PulseSight’s proprietary non-viral gene therapy ocular platform uses an electro-transfection system to deliver DNA plasmids encoding therapeutic proteins into the ciliary muscle to treat major eye diseases. The technology has already been validated in a first phase 1/2 clinical study, demonstrating a good safety profile of both the plasmid and the delivery system, as well as a long-lasting clinical benefit up to 8 months (in patients with chronic noninfectious uveitis), according to PulseSight.
The company’s lead program, PST-809, is a potential first-in-class therapy for wet AMD that comprises a dual-gene plasmid encoding for anti-VEGF, aflibercept, together with decorin, an anti-angiogenic and anti-fibrotic native protein that reduces choroidal neovascularization (CNV), vascular leakage, and subretinal fibrosis preventing the epithelial mesenchymal transition of the retinal pigment epithelial (RPE) cells, or even favoring RPE healing. In preclinical studies, PST-809 has shown superior efficacy to intravitreal aflibercept to reduce vascular leakage and to promote RPE wounds healing, indicating its potential to promote disease regression and durably prevent vision loss in patients, according to PulseSight. PST-809 also holds the potential to improve compliance by reducing the need for repeated anti-VEGF injections to one injection every 6 months, alleviating the burden of treatment for this chronic disease.

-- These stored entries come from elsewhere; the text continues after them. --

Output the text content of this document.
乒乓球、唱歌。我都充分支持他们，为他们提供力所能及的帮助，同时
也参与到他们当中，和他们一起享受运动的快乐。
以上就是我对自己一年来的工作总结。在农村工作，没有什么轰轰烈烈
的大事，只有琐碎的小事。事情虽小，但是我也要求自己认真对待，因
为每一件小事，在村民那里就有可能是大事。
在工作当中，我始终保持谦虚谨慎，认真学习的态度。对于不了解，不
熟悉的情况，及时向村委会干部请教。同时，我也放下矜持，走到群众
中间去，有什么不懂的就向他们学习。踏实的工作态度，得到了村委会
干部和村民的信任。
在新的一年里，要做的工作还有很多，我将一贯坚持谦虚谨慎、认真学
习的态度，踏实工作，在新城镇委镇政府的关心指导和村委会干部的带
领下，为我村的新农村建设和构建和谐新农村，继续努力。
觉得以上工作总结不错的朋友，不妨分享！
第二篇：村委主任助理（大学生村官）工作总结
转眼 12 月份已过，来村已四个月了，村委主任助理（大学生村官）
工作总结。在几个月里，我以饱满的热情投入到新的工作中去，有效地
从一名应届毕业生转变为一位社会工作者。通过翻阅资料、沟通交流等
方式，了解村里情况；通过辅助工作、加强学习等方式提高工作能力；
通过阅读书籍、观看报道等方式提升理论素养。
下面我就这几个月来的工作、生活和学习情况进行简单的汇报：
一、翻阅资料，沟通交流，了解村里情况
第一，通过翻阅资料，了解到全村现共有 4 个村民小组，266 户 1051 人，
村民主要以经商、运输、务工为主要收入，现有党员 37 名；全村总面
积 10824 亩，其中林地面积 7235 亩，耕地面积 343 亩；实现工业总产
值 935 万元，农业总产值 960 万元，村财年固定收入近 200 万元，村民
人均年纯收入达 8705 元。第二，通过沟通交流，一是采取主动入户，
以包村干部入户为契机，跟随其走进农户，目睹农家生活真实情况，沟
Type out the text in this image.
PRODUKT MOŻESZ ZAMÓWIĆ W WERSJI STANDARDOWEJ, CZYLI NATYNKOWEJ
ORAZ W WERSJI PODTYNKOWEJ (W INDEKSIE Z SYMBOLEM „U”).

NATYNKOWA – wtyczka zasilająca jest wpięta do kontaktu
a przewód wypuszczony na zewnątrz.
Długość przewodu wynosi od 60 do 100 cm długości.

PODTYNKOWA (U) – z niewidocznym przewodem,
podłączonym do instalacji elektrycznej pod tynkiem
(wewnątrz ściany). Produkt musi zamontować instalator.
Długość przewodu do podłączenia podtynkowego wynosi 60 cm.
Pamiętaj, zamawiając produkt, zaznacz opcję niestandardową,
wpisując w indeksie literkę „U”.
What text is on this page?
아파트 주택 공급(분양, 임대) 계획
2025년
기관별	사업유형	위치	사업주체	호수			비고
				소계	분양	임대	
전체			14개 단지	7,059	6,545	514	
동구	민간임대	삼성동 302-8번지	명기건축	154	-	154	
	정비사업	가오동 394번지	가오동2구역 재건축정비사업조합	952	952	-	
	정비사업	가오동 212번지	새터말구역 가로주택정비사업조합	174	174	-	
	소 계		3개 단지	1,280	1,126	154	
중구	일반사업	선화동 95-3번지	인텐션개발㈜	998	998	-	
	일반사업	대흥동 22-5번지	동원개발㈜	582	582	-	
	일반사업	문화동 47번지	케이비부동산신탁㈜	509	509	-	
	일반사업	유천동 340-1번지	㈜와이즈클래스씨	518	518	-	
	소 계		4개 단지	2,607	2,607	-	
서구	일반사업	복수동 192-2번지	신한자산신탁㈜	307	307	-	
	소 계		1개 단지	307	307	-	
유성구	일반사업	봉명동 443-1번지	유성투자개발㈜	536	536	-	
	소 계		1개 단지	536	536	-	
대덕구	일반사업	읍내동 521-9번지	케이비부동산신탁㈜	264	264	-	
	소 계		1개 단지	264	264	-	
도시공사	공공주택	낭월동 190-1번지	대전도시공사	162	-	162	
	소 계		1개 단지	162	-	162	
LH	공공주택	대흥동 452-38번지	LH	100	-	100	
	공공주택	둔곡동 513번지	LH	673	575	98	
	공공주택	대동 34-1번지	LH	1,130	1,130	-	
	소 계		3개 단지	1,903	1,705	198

The second program, PST-611 for geographic atrophy (GA) uses the same disruptive delivery technology with a plasmid that encodes the human transferrin protein, a natural iron transporter involved in the control of iron levels in the eye. PST-611 holds the potential to effectively address many of complex pathophysiological pathways involved in GA/dry AMD while also benefiting from the need for re-treatment only every 6 months, according to PulseSIght. Preclinical experiments of PST-611 conducted across various disease models show the beneficial effects of transferrin to remove iron, reduce oxidative stress, preserve the integrity of the retinal pigment epithelium, and prevent retinal degeneration and vision loss. In addition to GA, PST-611 has upside for the potential treatment of other neurodegenerative retinal disorders such as glaucoma or retinitis pigmentosa for which PST-611 has been awarded orphan drug designation by the FDA and EMA.
The company has been financed with seed investment from venture capital investors that both bring experience in ophthalmology, with Dominik Escher, PhD, founding partner of Pureos Bioventures, and Kostas Kaloulis, PhD, Venture Partner at ND Capital joining the board. Dirk Sauer, previously Head of Ophthalmology at Novartis, has joined the board as independent chair. Francine Behar-Cohen, MD, PhD, an ophthalmic surgeon, researcher and entrepreneur, founder and inventor of the technology, provides ongoing valuable expertise into the programs and is an observer on the board.
The company has a highly experienced leadership team led by newly appointed CEO Judith Greciet, PharmD. She brings over three decades of experience in the pharma and biotech industries, notably as CEO of Onxeo and as President of Eisai France. She joins professionals specialized in ophthalmology, gene therapy, device and drug development, including Thierry Bordet, PhD as CSO.
Alongside Pureos Bioventures and ND Capital, Korea Investment Partners (KIP) has joined the seed financing round, with Joon Hyun as an observer on the board. PulseSight is currently raising a Series A financing round to advance its programs into clinical proof-of-concept.